The New Zealand Railways Magazine, Volume 8, Issue 7 (November 1, 1933)
The American Sphinx—The German Acrobat—The Russian Magician—And the British Red Line.
How Hitler Quitted.
The manifold story of the world's economic ills was interrupted for a moment when Germany pushed armaments into the foreground by withdrawing from the Disarmament Conference. The armed Powers were proposing to reduce armaments over a period of years (about eight) and Germany was working for a degree of German re-armament—the German arms to come up to meet the other Powers' arms coming down. An English pronouncement, supported by others, that a Disarmament Conference could not be a re-armament conference was followed by Germany's withdrawal. If this move checks disarmament, the armed Powers will continue to endure the economic discomfort of costly armaments, or the economic disaster of another war. An eight years' liquidation of Europe's armed assets (which in the economic sense are liabilities) appeared to be really in sight, when Germany quitted!
A Great Adventure.
On the economic side, the American sphinx still smiles. That is to say, President Roosevelt speaks hopefully. But everyone feels that if this enormous experiment in control succeeds, it will be in the face of all estimates of the “sound” school of economists, and will mark a turning point in economic ideas. The Russian economy and Japanese economy are both on entirely different lines. In Russia, the State fixes the worker's standard. In Japan, the private employer fixes the standard. And both standards are low. But in the United States the Government fixes high standards, and expects private enterprise to find the money and bridge the gap between costs and prices. In Germany, much is heard about State interference with industry in the way of discouraging work by women, etc. But much of that seems to be nebulous. There is no evidence that Hitler's plan is really Rooseveltian, or that the German eagle is to become blue.
Russia's efforts to apply science to agriculture must interest all countries that export primary produce. Among many of these ambitious efforts is “vernalisation”—a pre-treatment of seed. “Vernalised” wheat, it is stated, is seed wheat which has been pre-treated by subjection to certain conditions of moisture and temperature, so that the reproductive process in the wheat is advanced before planting; and “crops grown from ‘vernalised’ seed have matured twenty to twenty-six days earlier than crops sown at the same time with untreated seed”— an important achievement in Russia's short hot summer, requiring quick ripening of wheat. A plant does two things—(a) it grows, and (b) it reproduces. The Russians say that reproduction need not wait entirely on growth. Reproduction can be given a flying start by pretreatment of seed. Thus reproduction (the wheat ear) will be effective at an earlier date in the growth-life of the plant.

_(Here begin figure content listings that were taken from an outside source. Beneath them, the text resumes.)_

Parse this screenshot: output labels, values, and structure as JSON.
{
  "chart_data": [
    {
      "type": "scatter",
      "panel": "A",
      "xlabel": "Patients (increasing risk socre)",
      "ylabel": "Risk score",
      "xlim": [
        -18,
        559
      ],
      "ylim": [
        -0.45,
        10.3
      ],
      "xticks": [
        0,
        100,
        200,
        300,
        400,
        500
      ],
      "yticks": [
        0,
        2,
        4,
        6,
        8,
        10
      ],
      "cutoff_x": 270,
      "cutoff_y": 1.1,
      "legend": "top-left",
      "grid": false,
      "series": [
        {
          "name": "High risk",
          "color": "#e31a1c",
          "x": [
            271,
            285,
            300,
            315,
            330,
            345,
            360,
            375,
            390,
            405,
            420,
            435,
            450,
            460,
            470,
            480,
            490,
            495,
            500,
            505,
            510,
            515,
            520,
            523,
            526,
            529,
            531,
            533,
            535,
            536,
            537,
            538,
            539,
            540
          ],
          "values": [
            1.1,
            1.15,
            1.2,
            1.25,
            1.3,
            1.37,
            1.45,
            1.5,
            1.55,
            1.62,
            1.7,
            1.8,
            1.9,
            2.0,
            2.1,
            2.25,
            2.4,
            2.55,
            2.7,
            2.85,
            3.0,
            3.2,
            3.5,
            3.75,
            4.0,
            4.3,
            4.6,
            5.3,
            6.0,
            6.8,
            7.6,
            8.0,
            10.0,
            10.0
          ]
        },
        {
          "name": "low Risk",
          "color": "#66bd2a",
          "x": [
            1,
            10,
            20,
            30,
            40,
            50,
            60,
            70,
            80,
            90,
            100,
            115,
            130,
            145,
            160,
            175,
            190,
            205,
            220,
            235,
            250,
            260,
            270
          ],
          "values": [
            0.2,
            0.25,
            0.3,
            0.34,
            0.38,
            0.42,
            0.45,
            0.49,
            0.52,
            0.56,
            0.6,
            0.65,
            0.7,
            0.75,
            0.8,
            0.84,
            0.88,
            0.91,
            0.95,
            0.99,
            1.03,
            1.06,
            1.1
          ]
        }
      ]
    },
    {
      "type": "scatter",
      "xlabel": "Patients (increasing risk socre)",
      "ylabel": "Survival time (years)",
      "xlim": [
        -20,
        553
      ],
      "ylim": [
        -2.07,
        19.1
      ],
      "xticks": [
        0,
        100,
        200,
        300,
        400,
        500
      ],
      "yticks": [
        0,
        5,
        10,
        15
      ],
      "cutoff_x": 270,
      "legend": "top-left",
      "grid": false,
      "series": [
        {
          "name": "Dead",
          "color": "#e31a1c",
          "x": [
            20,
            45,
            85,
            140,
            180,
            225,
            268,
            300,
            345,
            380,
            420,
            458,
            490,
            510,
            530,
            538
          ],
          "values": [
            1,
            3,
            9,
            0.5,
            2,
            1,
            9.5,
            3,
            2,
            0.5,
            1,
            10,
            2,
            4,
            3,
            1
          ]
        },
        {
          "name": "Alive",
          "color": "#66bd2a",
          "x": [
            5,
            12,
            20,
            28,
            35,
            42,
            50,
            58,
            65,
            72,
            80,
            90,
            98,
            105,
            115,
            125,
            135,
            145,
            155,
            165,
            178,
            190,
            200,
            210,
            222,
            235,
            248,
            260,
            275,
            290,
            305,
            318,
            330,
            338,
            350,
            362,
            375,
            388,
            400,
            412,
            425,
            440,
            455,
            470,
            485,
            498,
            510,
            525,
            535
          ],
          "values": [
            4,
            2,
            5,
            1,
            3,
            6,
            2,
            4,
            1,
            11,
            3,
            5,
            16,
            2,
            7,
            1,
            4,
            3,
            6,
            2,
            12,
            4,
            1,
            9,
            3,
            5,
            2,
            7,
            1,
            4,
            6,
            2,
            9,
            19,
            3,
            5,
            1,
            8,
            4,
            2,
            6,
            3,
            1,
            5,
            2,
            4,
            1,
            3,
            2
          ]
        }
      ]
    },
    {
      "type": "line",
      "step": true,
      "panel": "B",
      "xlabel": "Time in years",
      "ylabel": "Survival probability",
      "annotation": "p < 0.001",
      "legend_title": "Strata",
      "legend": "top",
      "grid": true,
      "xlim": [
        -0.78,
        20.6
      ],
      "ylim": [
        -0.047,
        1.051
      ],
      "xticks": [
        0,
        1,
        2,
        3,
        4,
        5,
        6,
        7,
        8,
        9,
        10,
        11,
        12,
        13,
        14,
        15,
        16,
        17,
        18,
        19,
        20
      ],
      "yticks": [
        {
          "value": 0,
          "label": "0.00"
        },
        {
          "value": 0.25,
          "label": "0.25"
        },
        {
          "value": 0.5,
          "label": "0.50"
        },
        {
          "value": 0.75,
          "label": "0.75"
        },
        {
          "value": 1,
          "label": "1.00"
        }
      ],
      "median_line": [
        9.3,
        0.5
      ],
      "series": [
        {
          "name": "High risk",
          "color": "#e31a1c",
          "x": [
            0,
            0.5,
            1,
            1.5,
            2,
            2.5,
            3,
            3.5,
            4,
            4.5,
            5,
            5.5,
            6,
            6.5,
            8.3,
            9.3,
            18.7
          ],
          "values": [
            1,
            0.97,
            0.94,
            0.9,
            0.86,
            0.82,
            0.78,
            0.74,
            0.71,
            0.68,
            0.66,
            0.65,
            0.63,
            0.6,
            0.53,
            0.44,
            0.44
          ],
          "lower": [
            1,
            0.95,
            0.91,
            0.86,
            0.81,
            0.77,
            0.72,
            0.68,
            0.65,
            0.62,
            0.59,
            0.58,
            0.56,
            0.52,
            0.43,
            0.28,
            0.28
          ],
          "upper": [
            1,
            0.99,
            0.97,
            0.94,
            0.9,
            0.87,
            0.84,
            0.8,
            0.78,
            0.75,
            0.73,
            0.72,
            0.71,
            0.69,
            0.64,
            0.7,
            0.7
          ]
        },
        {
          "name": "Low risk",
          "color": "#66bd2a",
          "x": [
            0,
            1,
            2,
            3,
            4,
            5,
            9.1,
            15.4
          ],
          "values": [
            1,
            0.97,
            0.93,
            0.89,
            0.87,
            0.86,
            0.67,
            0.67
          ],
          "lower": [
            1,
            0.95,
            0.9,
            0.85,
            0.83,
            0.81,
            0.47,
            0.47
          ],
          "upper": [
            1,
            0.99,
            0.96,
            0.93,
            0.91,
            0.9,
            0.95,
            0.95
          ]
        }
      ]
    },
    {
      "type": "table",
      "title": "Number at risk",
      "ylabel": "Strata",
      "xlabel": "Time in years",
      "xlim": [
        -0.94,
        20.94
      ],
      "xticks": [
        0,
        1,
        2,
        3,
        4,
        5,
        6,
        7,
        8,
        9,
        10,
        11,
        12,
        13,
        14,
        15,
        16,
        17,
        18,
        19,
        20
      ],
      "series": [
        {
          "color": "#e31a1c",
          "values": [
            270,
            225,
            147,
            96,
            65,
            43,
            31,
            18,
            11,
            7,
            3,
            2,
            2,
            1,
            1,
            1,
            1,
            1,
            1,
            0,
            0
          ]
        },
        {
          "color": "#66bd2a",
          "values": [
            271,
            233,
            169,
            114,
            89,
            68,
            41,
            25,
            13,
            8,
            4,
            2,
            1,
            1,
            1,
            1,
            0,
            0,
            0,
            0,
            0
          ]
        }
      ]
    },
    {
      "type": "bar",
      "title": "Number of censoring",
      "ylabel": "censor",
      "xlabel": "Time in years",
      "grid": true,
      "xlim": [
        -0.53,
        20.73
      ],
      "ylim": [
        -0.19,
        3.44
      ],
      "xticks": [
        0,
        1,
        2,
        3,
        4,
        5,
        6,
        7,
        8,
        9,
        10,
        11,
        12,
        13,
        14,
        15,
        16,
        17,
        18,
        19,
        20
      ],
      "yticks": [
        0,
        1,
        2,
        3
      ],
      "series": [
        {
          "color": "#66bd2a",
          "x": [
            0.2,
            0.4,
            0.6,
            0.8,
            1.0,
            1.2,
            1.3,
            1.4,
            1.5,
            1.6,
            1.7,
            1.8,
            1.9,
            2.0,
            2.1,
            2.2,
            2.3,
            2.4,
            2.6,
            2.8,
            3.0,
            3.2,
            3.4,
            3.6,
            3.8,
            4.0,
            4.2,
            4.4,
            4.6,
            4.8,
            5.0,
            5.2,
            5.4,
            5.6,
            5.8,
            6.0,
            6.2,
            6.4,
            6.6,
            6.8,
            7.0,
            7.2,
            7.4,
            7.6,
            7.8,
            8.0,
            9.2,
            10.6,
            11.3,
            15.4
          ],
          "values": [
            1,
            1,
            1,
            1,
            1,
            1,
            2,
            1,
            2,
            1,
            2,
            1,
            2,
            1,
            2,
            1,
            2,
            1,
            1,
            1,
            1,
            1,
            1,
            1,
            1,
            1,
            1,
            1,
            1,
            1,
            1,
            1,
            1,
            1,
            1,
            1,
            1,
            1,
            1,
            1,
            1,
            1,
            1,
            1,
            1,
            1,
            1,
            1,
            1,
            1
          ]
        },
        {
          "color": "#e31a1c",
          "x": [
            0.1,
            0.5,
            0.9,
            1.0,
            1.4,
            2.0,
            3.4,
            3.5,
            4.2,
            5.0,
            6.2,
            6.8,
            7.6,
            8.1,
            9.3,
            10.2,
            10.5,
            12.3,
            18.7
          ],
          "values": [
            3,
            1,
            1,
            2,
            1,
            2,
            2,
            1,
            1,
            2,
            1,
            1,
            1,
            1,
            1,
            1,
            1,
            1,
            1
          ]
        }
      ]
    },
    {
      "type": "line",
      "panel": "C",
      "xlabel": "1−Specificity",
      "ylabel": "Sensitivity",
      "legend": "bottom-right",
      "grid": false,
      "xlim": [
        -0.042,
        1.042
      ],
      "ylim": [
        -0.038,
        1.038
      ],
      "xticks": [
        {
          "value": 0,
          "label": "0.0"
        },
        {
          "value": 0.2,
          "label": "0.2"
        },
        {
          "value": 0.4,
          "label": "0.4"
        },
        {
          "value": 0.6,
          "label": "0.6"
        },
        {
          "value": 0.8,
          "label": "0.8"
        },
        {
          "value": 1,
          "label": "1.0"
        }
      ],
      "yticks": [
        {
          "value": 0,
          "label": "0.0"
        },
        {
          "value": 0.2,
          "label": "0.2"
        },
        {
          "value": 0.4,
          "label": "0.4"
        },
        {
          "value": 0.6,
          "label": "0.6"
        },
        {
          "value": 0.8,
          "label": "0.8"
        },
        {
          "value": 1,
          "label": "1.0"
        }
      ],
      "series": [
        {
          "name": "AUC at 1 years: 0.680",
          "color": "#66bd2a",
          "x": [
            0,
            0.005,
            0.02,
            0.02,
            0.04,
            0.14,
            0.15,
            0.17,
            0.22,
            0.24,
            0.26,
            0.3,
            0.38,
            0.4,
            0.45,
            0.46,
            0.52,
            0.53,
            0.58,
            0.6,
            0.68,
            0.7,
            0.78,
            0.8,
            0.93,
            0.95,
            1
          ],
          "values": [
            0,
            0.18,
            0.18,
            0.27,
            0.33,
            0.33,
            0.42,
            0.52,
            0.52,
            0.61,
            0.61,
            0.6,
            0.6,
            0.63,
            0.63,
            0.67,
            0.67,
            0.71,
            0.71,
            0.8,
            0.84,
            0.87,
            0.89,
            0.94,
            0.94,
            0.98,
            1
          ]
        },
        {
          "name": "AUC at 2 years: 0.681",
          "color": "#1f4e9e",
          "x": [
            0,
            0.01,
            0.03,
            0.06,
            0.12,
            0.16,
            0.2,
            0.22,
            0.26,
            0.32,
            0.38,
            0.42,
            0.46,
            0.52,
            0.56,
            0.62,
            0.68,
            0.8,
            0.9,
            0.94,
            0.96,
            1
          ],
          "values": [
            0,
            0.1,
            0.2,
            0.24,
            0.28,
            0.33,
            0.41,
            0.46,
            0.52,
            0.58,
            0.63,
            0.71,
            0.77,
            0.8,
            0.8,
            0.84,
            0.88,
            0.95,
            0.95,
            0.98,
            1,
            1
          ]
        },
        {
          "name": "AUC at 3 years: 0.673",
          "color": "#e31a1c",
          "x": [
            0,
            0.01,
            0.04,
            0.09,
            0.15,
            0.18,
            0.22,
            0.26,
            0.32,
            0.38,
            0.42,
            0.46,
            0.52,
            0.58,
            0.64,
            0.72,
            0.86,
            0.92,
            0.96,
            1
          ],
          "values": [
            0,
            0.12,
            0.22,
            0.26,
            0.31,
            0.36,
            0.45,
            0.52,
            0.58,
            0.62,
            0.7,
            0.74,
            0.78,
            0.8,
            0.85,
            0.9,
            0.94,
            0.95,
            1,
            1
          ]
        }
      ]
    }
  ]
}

Although it is only a few years since Stanley's day, when Africa was Darkest Africa, the exploitation of the continent has proceeded so rapidly that the interested Powers are already face to face with the problem of protecting wild life. Air-travel has helped the present international movement towards a protective pact, for the air-traveller sees the huge African distances crumpling up before his eyes, he sees the animals of Africa and their unique wilderness beneath his feet (or rather his wings), and he realises that terra incognita of the Victorian explorers is now opened to all the world. A conference of Governments concerned in Africa, to be held in London at the end of October, has on its agenda paper such questions as sanctuaries, prohibition of hunting with motor cars and modern killing machines, and the elaboration of policy concerning native hunting.
Twenty years ago red-lined maps, the red lines indicating British shipping services and trade routes were familiar exhibits, combining information with national propaganda. The map-makers of those days knew sea lines and land lines but not air lines. To-day they would be busy drawing airlines from the British Isles across Europe to the Eastern Mediterranean, thence bifurcating to India and South Africa. A red line would run up the Upper Nile (where Gordon died and Kitchener fought), across the Great Lakes (lakes of romance!) and over Congo forests to the Zambesi. And if the mapmakers were very up-to-date they would continue the red line from India to Australia—the latest commitment of the British and Australian Governments, to which New Zealand also gives a subsidy.